Constitution a shield from tyranny of majority

? New York Sen. Charles Schumer, a member of the Judiciary Committee and an author of the Democrats’ catechism regarding constitutional reasoning, soon will be questioning John Roberts. Herewith some questions someone should ask Schumer:

Does Congress have the power to require Americans to floss after brushing their teeth? Or to regulate the amount of homework children do each night?

The federal government’s powers supposedly are limited because they are enumerated. As James Madison said in Federalist 45, “The powers delegated by the proposed Constitution to the federal government are few and defined.” For seven decades, however, Congress has treated the Commerce Clause (“Congress shall have power … to regulate commerce … among the several states”) as a license to do what it wants to do.

But in 1995, the Supreme Court ruled 5-4 that the Gun-Free School Zones Act of 1990 was unconstitutional because what the act criminalized – possession of a firearm in or near a school – was purely intrastate in nature, and its effect, if any, on interstate commerce was negligible. The principal dissent, by Justice Stephen Breyer, argued that a gun might produce violence which would affect the economy by, among other things, injuring the learning environment, resulting in a less productive citizenry.

Do you, Sen. Schumer, support that reasoning? If so, does not Congress have the power to promote a healthy and productive citizenry by mandating flossing and regulating homework? Does it matter to you that the original intent of the Commerce Clause was to ensure the free movement of goods and services among the states? Do you think that Madison, the foremost Framer of the Constitution, misunderstood the Constitution?

During debate on the 1964 Civil Rights Act, Hubert Humphrey, the Minnesota Democrat who was one of the principal sponsors of the legislation, denounced the “wholesale distortions” and “nightmarish propaganda” that the law would permit preferential treatment of an individual or group because of race or a racial “imbalance” in employment. Humphrey stressed that under the act no employer would be permitted to “take into consideration race” because it would “prohibit preferential treatment for any particular group.” Tom Kuchel, a California Republican and another leading sponsor, said the legislation was “colorblind” and would prevent discrimination “in favor of or against a person because of his race.” Are such assurances germane to judging the legality of what are called “race-conscious remedies”?

In 1868, when the 14th Amendment was enacted with its guarantee of “due process” under the laws, 32 of the 37 states had laws criminalizing sodomy. If you agree with the Supreme Court’s 2003 ruling that such laws violate the due process guarantee, do you think the Amendment’s framers and ratifiers meant for it to overturn the 32 states’ laws? Or do you think the meaning of the Amendment’s words somehow changed? If so, how did that happen?

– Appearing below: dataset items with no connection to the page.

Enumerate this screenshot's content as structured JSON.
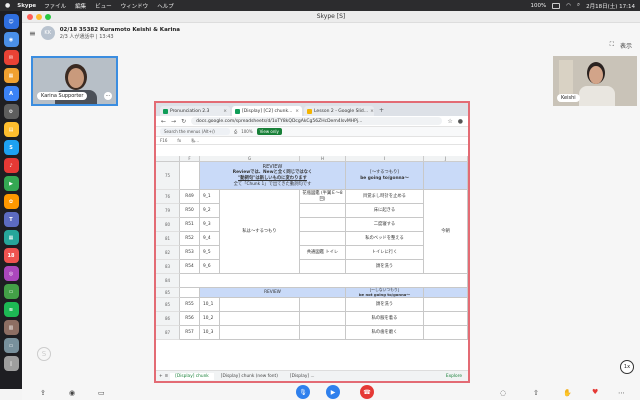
{
  "menubar": {
    "app_name": "Skype",
    "items": [
      "ファイル",
      "編集",
      "ビュー",
      "ウィンドウ",
      "ヘルプ"
    ],
    "battery": "100%",
    "clock": "2月18日(土) 17:14"
  },
  "window": {
    "title": "Skype [S]"
  },
  "call": {
    "group_initials": "KK",
    "title": "02/18 35382 Kuramoto Keishi & Karina",
    "subtitle": "2/3 人が通話中 | 13:43",
    "header_action": "表示"
  },
  "participants": [
    {
      "name": "Karina Supporter"
    },
    {
      "name": "Keishi"
    }
  ],
  "browser": {
    "tabs": [
      {
        "label": "Pronunciation 2.3",
        "color": "#0f9d58"
      },
      {
        "label": "[Display] [C2] chunk...",
        "color": "#0f9d58"
      },
      {
        "label": "Lesson 2 - Google Slid...",
        "color": "#f4b400"
      }
    ],
    "url": "docs.google.com/spreadsheets/d/1oTY8kQDcgAkCg56ZHcDem4IsvMHPj...",
    "menus_placeholder": "Search the menus (Alt+/)",
    "zoom": "100%",
    "view_only": "View only",
    "cell_ref": "F16",
    "formula": "私..."
  },
  "sheet": {
    "columns": [
      "",
      "G",
      "H",
      "I",
      "J"
    ],
    "review_title": "REVIEW",
    "review_line1": "Reviewでは、Newと全く同じではなく",
    "review_line2": "\"動詞句\"は新しいものに変わります",
    "review_line3": "全て「Chunk 1」で出てきた動詞句です",
    "going_header_1": "[～するつもり]",
    "going_header_2": "be going to/gonna～",
    "rows": [
      {
        "num": "76",
        "code": "R49",
        "sub": "9_1",
        "note": "花瓶図鑑 (半翼Ｅ～8回)",
        "phrase": "目覚まし時計を止める"
      },
      {
        "num": "79",
        "code": "R50",
        "sub": "9_2",
        "note": "",
        "phrase": "床に起きる"
      },
      {
        "num": "80",
        "code": "R51",
        "sub": "9_3",
        "note": "",
        "phrase": "二度寝する"
      },
      {
        "num": "81",
        "code": "R52",
        "sub": "9_4",
        "note": "",
        "phrase": "私のベッドを整える"
      },
      {
        "num": "82",
        "code": "R53",
        "sub": "9_5",
        "note": "共通図鑑 トイレ",
        "phrase": "トイレに行く"
      },
      {
        "num": "83",
        "code": "R54",
        "sub": "9_6",
        "note": "",
        "phrase": "顔を洗う"
      }
    ],
    "group_label": "私は～するつもり",
    "time_label": "今朝",
    "review2_title": "REVIEW",
    "notgoing_header_1": "[～しないつもり]",
    "notgoing_header_2": "be not going to/gonna～",
    "rows2": [
      {
        "num": "85",
        "code": "R55",
        "sub": "10_1",
        "phrase": "顔を洗う"
      },
      {
        "num": "86",
        "code": "R56",
        "sub": "10_2",
        "phrase": "私の服を着る"
      },
      {
        "num": "87",
        "code": "R57",
        "sub": "10_3",
        "phrase": "私の歯を磨く"
      }
    ],
    "tabs": [
      "[Display] chunk",
      "[Display] chunk (new font)",
      "[Display] ..."
    ],
    "explore": "Explore"
  },
  "controls": {
    "zoom_badge": "1x"
  }
}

Eighty-five years ago, a consensus having formed in favor of female suffrage, the 19th Amendment was added to the Constitution by democratic processes. Justice Antonin Scalia has written:

“The battle was not fought in the courts, and few thought that it could be, despite the constitutional guarantee of Equal Protection of the laws; that provision did not, when it was adopted, and hence did not in 1920, guarantee equal access to the ballot but permitted distinctions on the basis not only of age but of property and of sex. Who can doubt that if the issue had been deferred until today, the Constitution would be (formally) unamended, and the courts would be the chosen instrumentality of change?”

Four questions:

Do you agree with Scalia’s use of the word “hence”? Do you think female suffrage could properly have been conferred by courts construing the Equal Protection Clause?

If so – if you think the Constitution is a “living document,” the meaning of which changes with the sentiments of society’s changing majority – in what sense is it still a constitution?

Scalia says, “This, of course, is the end of the Bill of Rights, whose meaning will be committed to the very body it was meant to protect against: the majority.” Is he wrong?

On another matter, in Roe v. Wade the court said that a privacy right – an “emanation” of a “penumbra” of other rights – guarantees a right to abortion, but also said that right changes with each trimester of a pregnancy. Does it seem at all odd to you that the meaning of the Constitution, or at least of its emanating penumbras, would be different if the number of months in the gestation of a human infant were a prime number?